To the extent that the United States is a literary experiment, this is the nub of it: What happens when you give great wealth and social power to a group that had not been born into it? Ford was disappointed by the early returns. World War I made it clear that modernity was moving away from the automaker's version of Eden rather than back towards it. In the 1920s, it became evident to him that the new middle classes had little desire to return to Greenfield Village, and roughly zero interest in a sin-free, small-town, ballroom-dancing life, so Ford put his formidable cash and influence into trying to turn the whole damn thing back. This extended, frantic thrash against the current, the last 30 years of his life, served Ford's memory poorly; he washed up, a bigoted lump, on the wrong side of history, a monument to the tragic reactionism of self-made men.

Ford's life, in Watts's telling, seems like it was lived to flesh out precisely this question--why is it that self-made men are often more committed reactionaries than the blue bloods? Coming up was easy for Ford, and so when other working class men and women didn't match his success he blamed it, like thousands of scold-prone school principals since, on their lack of drive and disciplined purpose. Unburdened by the guilt of the born rich, Ford felt free to despise the laxity of the newly wealthy, and the evil of those institutions that encouraged it.
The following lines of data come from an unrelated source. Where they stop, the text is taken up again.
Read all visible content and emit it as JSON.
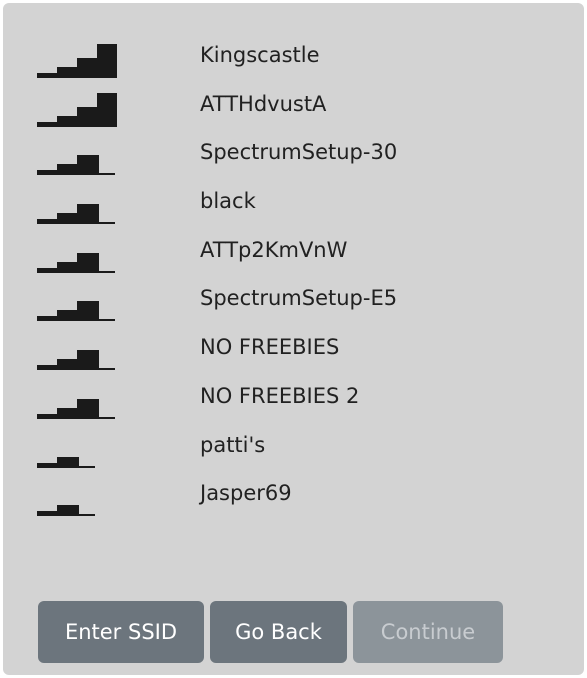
{
  "networks": [
    {
      "ssid": "Kingscastle",
      "signal_bars": 4,
      "signal_icon": "wifi-signal-4-icon"
    },
    {
      "ssid": "ATTHdvustA",
      "signal_bars": 4,
      "signal_icon": "wifi-signal-4-icon"
    },
    {
      "ssid": "SpectrumSetup-30",
      "signal_bars": 3,
      "signal_icon": "wifi-signal-3-icon"
    },
    {
      "ssid": "black",
      "signal_bars": 3,
      "signal_icon": "wifi-signal-3-icon"
    },
    {
      "ssid": "ATTp2KmVnW",
      "signal_bars": 3,
      "signal_icon": "wifi-signal-3-icon"
    },
    {
      "ssid": "SpectrumSetup-E5",
      "signal_bars": 3,
      "signal_icon": "wifi-signal-3-icon"
    },
    {
      "ssid": "NO FREEBIES",
      "signal_bars": 3,
      "signal_icon": "wifi-signal-3-icon"
    },
    {
      "ssid": "NO FREEBIES 2",
      "signal_bars": 3,
      "signal_icon": "wifi-signal-3-icon"
    },
    {
      "ssid": "patti's",
      "signal_bars": 2,
      "signal_icon": "wifi-signal-2-icon"
    },
    {
      "ssid": "Jasper69",
      "signal_bars": 2,
      "signal_icon": "wifi-signal-2-icon"
    }
  ],
  "buttons": {
    "enter_ssid": "Enter SSID",
    "go_back": "Go Back",
    "continue": "Continue",
    "continue_enabled": false
  },
  "colors": {
    "panel_background": "#d3d3d3",
    "signal_fill": "#1a1a1a",
    "button_background": "#6c757d",
    "button_disabled_background": "#8c949a"
  }
}
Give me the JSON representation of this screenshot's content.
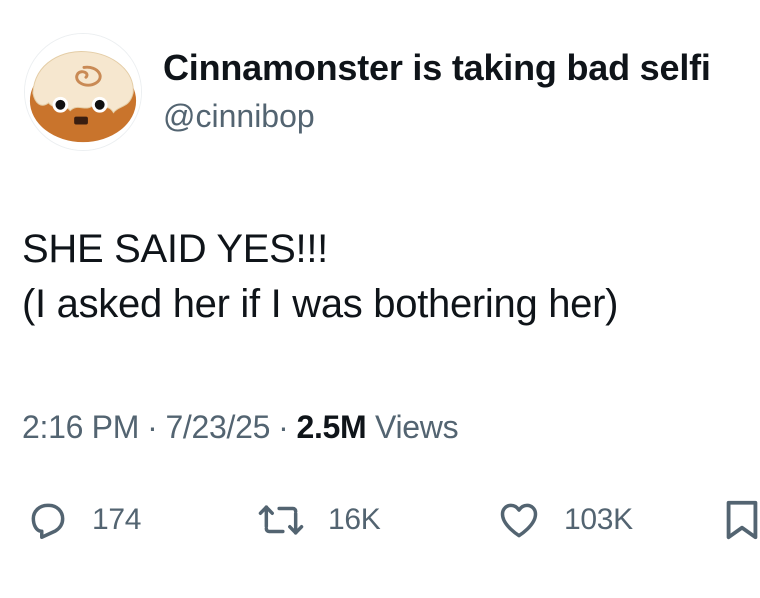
{
  "author": {
    "display_name": "Cinnamonster is taking bad selfi",
    "handle": "@cinnibop"
  },
  "tweet": {
    "line1": "SHE SAID YES!!!",
    "line2": "(I asked her if I was bothering her)"
  },
  "meta": {
    "time": "2:16 PM",
    "date": "7/23/25",
    "views_count": "2.5M",
    "views_label": "Views",
    "separator": "·"
  },
  "actions": {
    "replies": "174",
    "reposts": "16K",
    "likes": "103K"
  },
  "colors": {
    "text": "#0f1419",
    "secondary": "#536471"
  },
  "icons": [
    "reply-icon",
    "repost-icon",
    "like-icon",
    "bookmark-icon"
  ]
}
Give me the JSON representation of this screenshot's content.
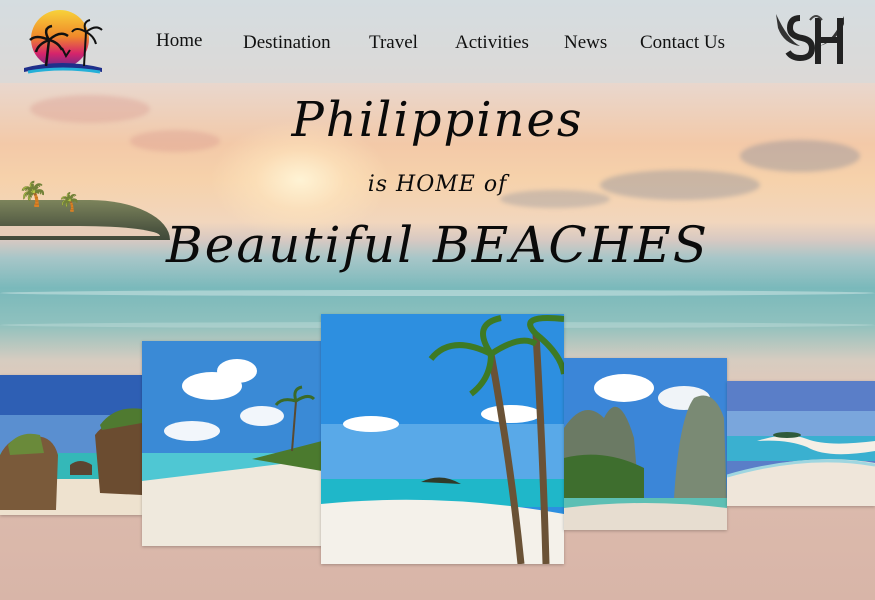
{
  "nav": {
    "items": [
      {
        "label": "Home"
      },
      {
        "label": "Destination"
      },
      {
        "label": "Travel"
      },
      {
        "label": "Activities"
      },
      {
        "label": "News"
      },
      {
        "label": "Contact Us"
      }
    ],
    "logo_icon": "sunset-palm-logo-icon",
    "brand_icon": "sh-monogram-logo-icon"
  },
  "hero": {
    "line1": "Philippines",
    "line2": "is HOME of",
    "line3": "Beautiful BEACHES"
  },
  "gallery": {
    "photos": [
      {
        "name": "rocky-beach-photo"
      },
      {
        "name": "white-sand-beach-photo"
      },
      {
        "name": "palm-beach-photo"
      },
      {
        "name": "limestone-cove-photo"
      },
      {
        "name": "sandbar-photo"
      }
    ]
  },
  "colors": {
    "sea": "#3fb6c8",
    "sand": "#f3efe7",
    "sky": "#2f8fd8"
  }
}
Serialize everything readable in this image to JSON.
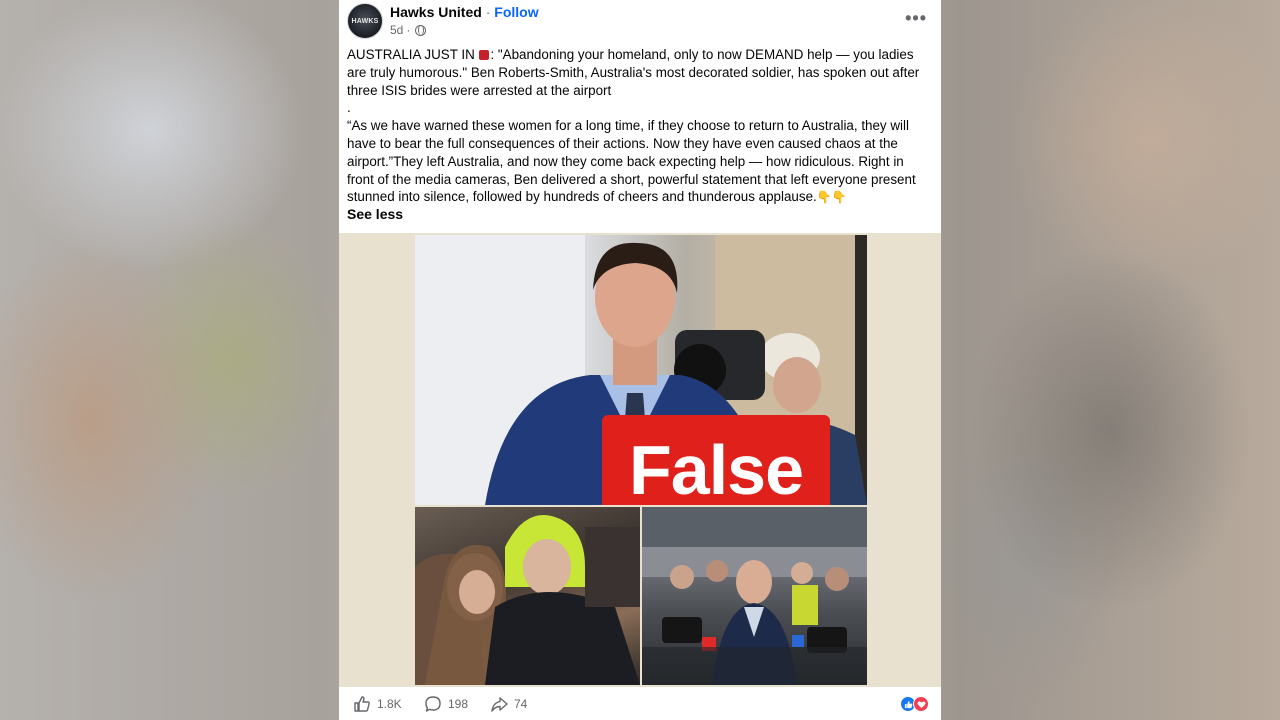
{
  "post": {
    "page_name": "Hawks United",
    "separator": "·",
    "follow_label": "Follow",
    "age": "5d",
    "avatar_text": "HAWKS",
    "paragraph_1": "AUSTRALIA JUST IN ",
    "paragraph_1b": ": \"Abandoning your homeland, only to now DEMAND help — you ladies are truly humorous.\" Ben Roberts-Smith, Australia's most decorated soldier, has spoken out after three ISIS brides were arrested at the airport",
    "dot_line": ".",
    "paragraph_2": "“As we have warned these women for a long time, if they choose to return to Australia, they will have to bear the full consequences of their actions. Now they have even caused chaos at the airport.”They left Australia, and now they come back expecting help — how ridiculous. Right in front of the media cameras, Ben delivered a short, powerful statement that left everyone present stunned into silence, followed by hundreds of cheers and thunderous applause.",
    "see_less": "See less",
    "overlay_label": "False"
  },
  "stats": {
    "likes": "1.8K",
    "comments": "198",
    "shares": "74"
  },
  "icons": {
    "more": "more-options-icon",
    "privacy": "globe-icon",
    "like": "thumbs-up-icon",
    "comment": "comment-bubble-icon",
    "share": "share-arrow-icon",
    "flag": "flag-emoji-icon",
    "pointing": "pointing-down-emoji-icon"
  },
  "colors": {
    "follow": "#0866ff",
    "false_label": "#e0201a",
    "like_reaction": "#1877f2",
    "love_reaction": "#f33e58"
  }
}
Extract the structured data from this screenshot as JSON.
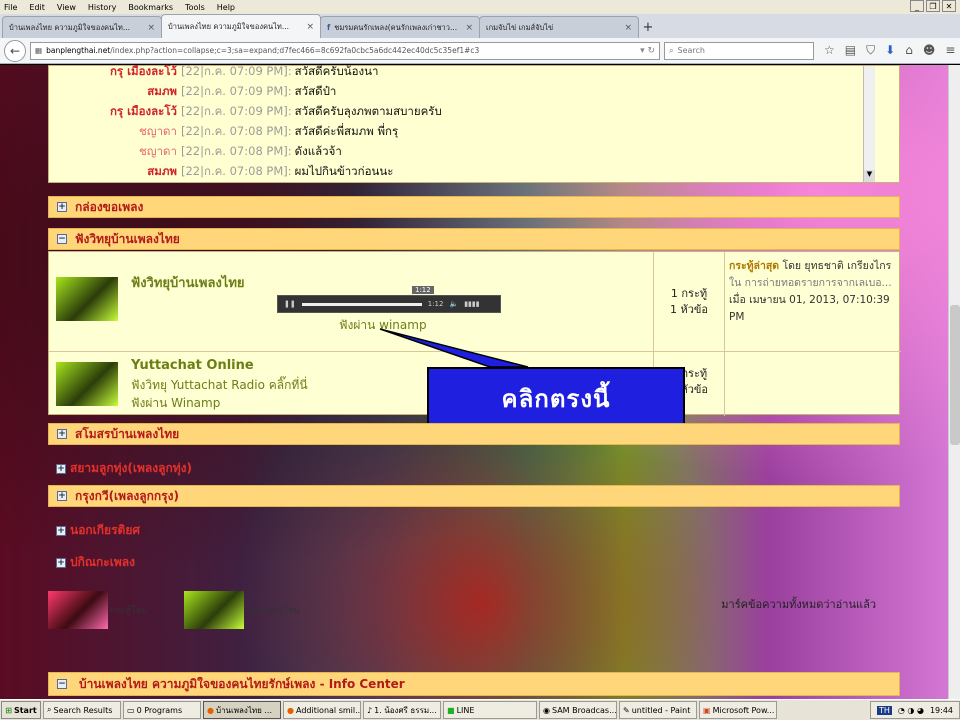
{
  "menubar": {
    "items": [
      "File",
      "Edit",
      "View",
      "History",
      "Bookmarks",
      "Tools",
      "Help"
    ]
  },
  "tabs": [
    {
      "label": "บ้านเพลงไทย ความภูมิใจของคนไท..."
    },
    {
      "label": "บ้านเพลงไทย ความภูมิใจของคนไท..."
    },
    {
      "label": "ชมรมคนรักเพลง(คนรักเพลงเก่าชาว..."
    },
    {
      "label": "เกมจับไข่ เกมส์จับไข่"
    }
  ],
  "url": {
    "host": "banplengthai.net",
    "path": "/index.php?action=collapse;c=3;sa=expand;d7fec466=8c692fa0cbc5a6dc442ec40dc5c35ef1#c3"
  },
  "search": {
    "placeholder": "Search"
  },
  "chat": [
    {
      "who": "กรุ เมืองละโว้",
      "ts": "[22|ก.ค. 07:09 PM]:",
      "msg": "สวัสดีครับน้องนา",
      "pink": false
    },
    {
      "who": "สมภพ",
      "ts": "[22|ก.ค. 07:09 PM]:",
      "msg": "สวัสดีป๋า",
      "pink": false
    },
    {
      "who": "กรุ เมืองละโว้",
      "ts": "[22|ก.ค. 07:09 PM]:",
      "msg": "สวัสดีครับลุงภพตามสบายครับ",
      "pink": false
    },
    {
      "who": "ชญาดา",
      "ts": "[22|ก.ค. 07:08 PM]:",
      "msg": "สวัสดีค่ะพี่สมภพ พี่กรุ",
      "pink": true
    },
    {
      "who": "ชญาดา",
      "ts": "[22|ก.ค. 07:08 PM]:",
      "msg": "ดังแล้วจ้า",
      "pink": true
    },
    {
      "who": "สมภพ",
      "ts": "[22|ก.ค. 07:08 PM]:",
      "msg": "ผมไปกินข้าวก่อนนะ",
      "pink": false
    }
  ],
  "categories": {
    "songbox": "กล่องขอเพลง",
    "radio": "ฟังวิทยุบ้านเพลงไทย",
    "club": "สโมสรบ้านเพลงไทย",
    "luktung": "สยามลูกทุ่ง(เพลงลูกทุ่ง)",
    "luk_krung": "กรุงกวี(เพลงลูกกรุง)",
    "off": "นอกเกียรติยศ",
    "misc": "ปกิณกะเพลง",
    "info": "บ้านเพลงไทย ความภูมิใจของคนไทยรักษ์เพลง - Info Center"
  },
  "boards": [
    {
      "name": "ฟังวิทยุบ้านเพลงไทย",
      "desc": "ฟังผ่าน winamp",
      "player_time": "1:12",
      "player_tip": "1:12",
      "topics": "1 กระทู้",
      "posts": "1 หัวข้อ",
      "last_label": "กระทู้ล่าสุด",
      "last_by": "โดย ยุทธชาติ เกรียงไกร",
      "last_in": "ใน การถ่ายทอดรายการจากเลเบอ...",
      "last_when": "เมื่อ เมษายน 01, 2013, 07:10:39 PM"
    },
    {
      "name": "Yuttachat Online",
      "desc": "ฟังวิทยุ Yuttachat Radio คลิ๊กที่นี่",
      "desc2": "ฟังผ่าน Winamp",
      "topics": "0 กระทู้",
      "posts": "0 หัวข้อ"
    }
  ],
  "callout": "คลิกตรงนี้",
  "legend": {
    "new": "กระทู้ใหม่",
    "nonew": "ไม่มีกระทู้ใหม่",
    "markall": "มาร์คข้อความทั้งหมดว่าอ่านแล้ว"
  },
  "taskbar": {
    "start": "Start",
    "items": [
      "Search Results",
      "0 Programs",
      "บ้านเพลงไทย ...",
      "Additional smil...",
      "1. น้องศรี ธรรม...",
      "LINE",
      "SAM Broadcas...",
      "untitled - Paint",
      "Microsoft Pow..."
    ],
    "tray": "TH",
    "time": "19:44"
  }
}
Banks, dance halls, and car companies that sold vehicles on credit (not to mention, until reason broke through after decades, the Jews) fared poorly in Ford's public speeches and writings, and in a neat and quick flip, the ultimate progressive grew deeply anti-modern.

Ford's focus

Watts's book is not very complicated, and its virtues and flaws both stem from the author's decision to focus his work tightly on the sea change in Ford's public disposition and image, first a progressive and then a reactionary. A biographical bulimic, Watts spits out huge chunks of Ford's life without really digesting them. Beyond a little thin praise, we never get close to Clara, Ford's wife of six decades. The first 40 years of the automaker's life (most of his early career was spent as a troubleshooting engineer with a Detroit electrical utility) take up less than a fifth of the book. And Watts doesn't even tackle what is perhaps the great sociological question of the early auto industry: Why Detroit? Even though that city had no apparent advantage in 1900, as small, innovative auto shops were popping up from Buffalo to Daytona Beach, it had become by 1910 the Silicon Valley of its day, and the mechanics who ran the city's tinkering shops had turned into manufacturing legends, the Dodges, Oldses, and Fords. But Watts, whose interest lies elsewhere, doesn't offer any explanation.